From: Krishna Kumar <krkumar2@in.ibm.com>
Subject: [RFC PATCH 1/1]: nfsd: By changing RA caching to file handle caching
Date: Tue, 30 Dec 2008 16:12:59 +0530
Message-ID: <20081230104259.9409.88789.sendpatchset@localhost.localdomain>
References: <20081230104245.9409.30030.sendpatchset@localhost.localdomain>
Cc: krkumar2@in.ibm.com, Krishna Kumar <krkumar2@in.ibm.com>
To: linux-nfs@vger.kernel.org
In-Reply-To: <20081230104245.9409.30030.sendpatchset-bi+AKbBUZKY6gyzm1THtWbp2dZbC/Bob@public.gmane.org>
Sender: linux-nfs-owner@vger.kernel.org

From: Krishna Kumar <krkumar2@in.ibm.com>

Implement the FH caching. List of changes:

	1. Rename RA to FH, parm to cache, and remove all users of readahead.
	2. Add fields in the fhparms to cache file, svc_export, expiry time
	   and expiry list. Modify some other fields (eg p_count is atomic).
	3. Implement a daemon to clean up cached FH's.
	4. Added four helper functions:
		fh_cache_get: Hold a reference to dentry and svc_export.
		fh_cache_put: Drop a reference to file, dentry and svc_export.
		fh_get_cached_values: Returns file and svc_export.
		fh_cache_upd: Updates file and svc_export.
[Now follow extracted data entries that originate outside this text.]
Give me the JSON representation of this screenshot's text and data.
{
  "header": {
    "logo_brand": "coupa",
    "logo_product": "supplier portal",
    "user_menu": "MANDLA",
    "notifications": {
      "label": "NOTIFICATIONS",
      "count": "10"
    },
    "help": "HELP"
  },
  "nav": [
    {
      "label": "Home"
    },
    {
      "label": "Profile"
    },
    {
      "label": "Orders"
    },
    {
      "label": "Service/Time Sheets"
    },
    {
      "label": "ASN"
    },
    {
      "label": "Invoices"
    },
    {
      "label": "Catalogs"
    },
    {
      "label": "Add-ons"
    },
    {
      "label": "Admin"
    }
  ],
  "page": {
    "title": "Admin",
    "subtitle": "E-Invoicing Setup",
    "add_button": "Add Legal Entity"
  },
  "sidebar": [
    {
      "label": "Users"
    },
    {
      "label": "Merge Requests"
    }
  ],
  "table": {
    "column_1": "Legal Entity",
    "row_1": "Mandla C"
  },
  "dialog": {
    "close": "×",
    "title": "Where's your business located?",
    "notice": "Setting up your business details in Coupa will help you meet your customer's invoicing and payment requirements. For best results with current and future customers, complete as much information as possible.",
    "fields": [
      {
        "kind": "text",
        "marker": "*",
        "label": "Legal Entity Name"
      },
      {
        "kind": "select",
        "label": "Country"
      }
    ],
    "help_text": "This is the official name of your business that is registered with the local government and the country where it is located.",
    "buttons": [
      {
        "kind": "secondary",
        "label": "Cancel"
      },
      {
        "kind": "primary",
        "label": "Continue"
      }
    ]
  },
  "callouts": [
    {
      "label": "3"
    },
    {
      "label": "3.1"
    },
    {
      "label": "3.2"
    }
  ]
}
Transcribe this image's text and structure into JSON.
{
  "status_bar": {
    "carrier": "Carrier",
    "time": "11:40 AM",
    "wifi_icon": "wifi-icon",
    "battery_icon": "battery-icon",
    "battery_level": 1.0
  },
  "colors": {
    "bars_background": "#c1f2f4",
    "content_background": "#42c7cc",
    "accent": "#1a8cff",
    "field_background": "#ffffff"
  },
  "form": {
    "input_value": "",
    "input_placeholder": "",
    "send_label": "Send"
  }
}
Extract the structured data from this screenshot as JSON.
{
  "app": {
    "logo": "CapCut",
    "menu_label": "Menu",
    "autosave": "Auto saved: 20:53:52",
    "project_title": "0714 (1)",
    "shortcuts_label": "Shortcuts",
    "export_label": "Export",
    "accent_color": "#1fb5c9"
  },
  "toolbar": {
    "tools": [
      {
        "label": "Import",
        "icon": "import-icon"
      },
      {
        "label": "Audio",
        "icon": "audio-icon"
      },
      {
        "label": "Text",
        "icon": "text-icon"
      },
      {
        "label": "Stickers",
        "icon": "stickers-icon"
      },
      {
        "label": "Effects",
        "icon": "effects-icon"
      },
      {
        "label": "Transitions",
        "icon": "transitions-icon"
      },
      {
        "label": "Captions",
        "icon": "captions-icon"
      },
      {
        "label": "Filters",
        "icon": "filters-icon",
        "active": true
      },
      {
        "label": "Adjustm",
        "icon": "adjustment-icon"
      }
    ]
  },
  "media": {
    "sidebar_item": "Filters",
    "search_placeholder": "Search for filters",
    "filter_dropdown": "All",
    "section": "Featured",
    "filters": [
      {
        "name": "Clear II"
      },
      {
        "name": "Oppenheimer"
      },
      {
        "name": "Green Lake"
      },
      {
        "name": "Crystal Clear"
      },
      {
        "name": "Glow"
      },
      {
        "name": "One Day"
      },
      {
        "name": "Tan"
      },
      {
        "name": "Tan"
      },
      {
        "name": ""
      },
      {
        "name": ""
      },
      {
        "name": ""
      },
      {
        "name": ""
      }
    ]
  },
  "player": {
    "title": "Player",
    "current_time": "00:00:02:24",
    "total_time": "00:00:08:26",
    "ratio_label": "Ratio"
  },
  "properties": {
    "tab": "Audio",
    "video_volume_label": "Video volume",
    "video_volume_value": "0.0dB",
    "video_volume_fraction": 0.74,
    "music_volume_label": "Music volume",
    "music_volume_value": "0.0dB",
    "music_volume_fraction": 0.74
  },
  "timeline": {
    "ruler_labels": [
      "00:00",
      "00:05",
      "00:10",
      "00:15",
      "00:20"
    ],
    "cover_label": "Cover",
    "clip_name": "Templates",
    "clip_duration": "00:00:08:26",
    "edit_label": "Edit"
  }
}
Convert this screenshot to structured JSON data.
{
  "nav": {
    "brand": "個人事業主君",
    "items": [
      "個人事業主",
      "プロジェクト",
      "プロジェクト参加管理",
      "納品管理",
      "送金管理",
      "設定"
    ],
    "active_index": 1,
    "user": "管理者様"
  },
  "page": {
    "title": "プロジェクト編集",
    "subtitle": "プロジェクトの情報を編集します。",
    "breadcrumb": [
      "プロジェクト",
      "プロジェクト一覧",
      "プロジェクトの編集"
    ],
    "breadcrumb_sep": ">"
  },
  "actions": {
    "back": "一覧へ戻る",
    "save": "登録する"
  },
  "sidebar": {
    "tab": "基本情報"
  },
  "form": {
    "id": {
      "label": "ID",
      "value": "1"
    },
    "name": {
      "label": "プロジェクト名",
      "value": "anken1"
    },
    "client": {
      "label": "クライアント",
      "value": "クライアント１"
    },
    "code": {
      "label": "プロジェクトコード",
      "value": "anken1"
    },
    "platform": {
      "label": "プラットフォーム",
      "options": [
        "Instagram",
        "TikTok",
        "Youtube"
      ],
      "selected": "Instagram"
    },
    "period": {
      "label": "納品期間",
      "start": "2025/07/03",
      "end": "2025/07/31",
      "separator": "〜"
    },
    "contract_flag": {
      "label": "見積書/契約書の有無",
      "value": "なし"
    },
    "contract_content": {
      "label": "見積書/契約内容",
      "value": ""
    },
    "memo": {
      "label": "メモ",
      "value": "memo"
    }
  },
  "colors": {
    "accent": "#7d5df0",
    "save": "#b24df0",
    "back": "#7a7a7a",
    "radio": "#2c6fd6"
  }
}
Add entry to list
			for daemon to cleanup.
	5. get_raparms is slightly rewritten.
	6. nfsd_read rewritten to use the cache.
	7. File remove operation from the client results in the server checking
	   the cache and drops reference immediately (remove operation on the
	   server still retains the reference for some time).
	8. init and shutdown are slightly modified.
	9. ra_size, ra_depth, nfsd_racache_init and nfsd_racache_shutdown still
	   retain the "ra" prefix for now.

Signed-off-by: Krishna Kumar <krkumar2@in.ibm.com>
---
 fs/nfsd/vfs.c |  449 ++++++++++++++++++++++++++++++++++++++----------
 1 file changed, 358 insertions(+), 91 deletions(-)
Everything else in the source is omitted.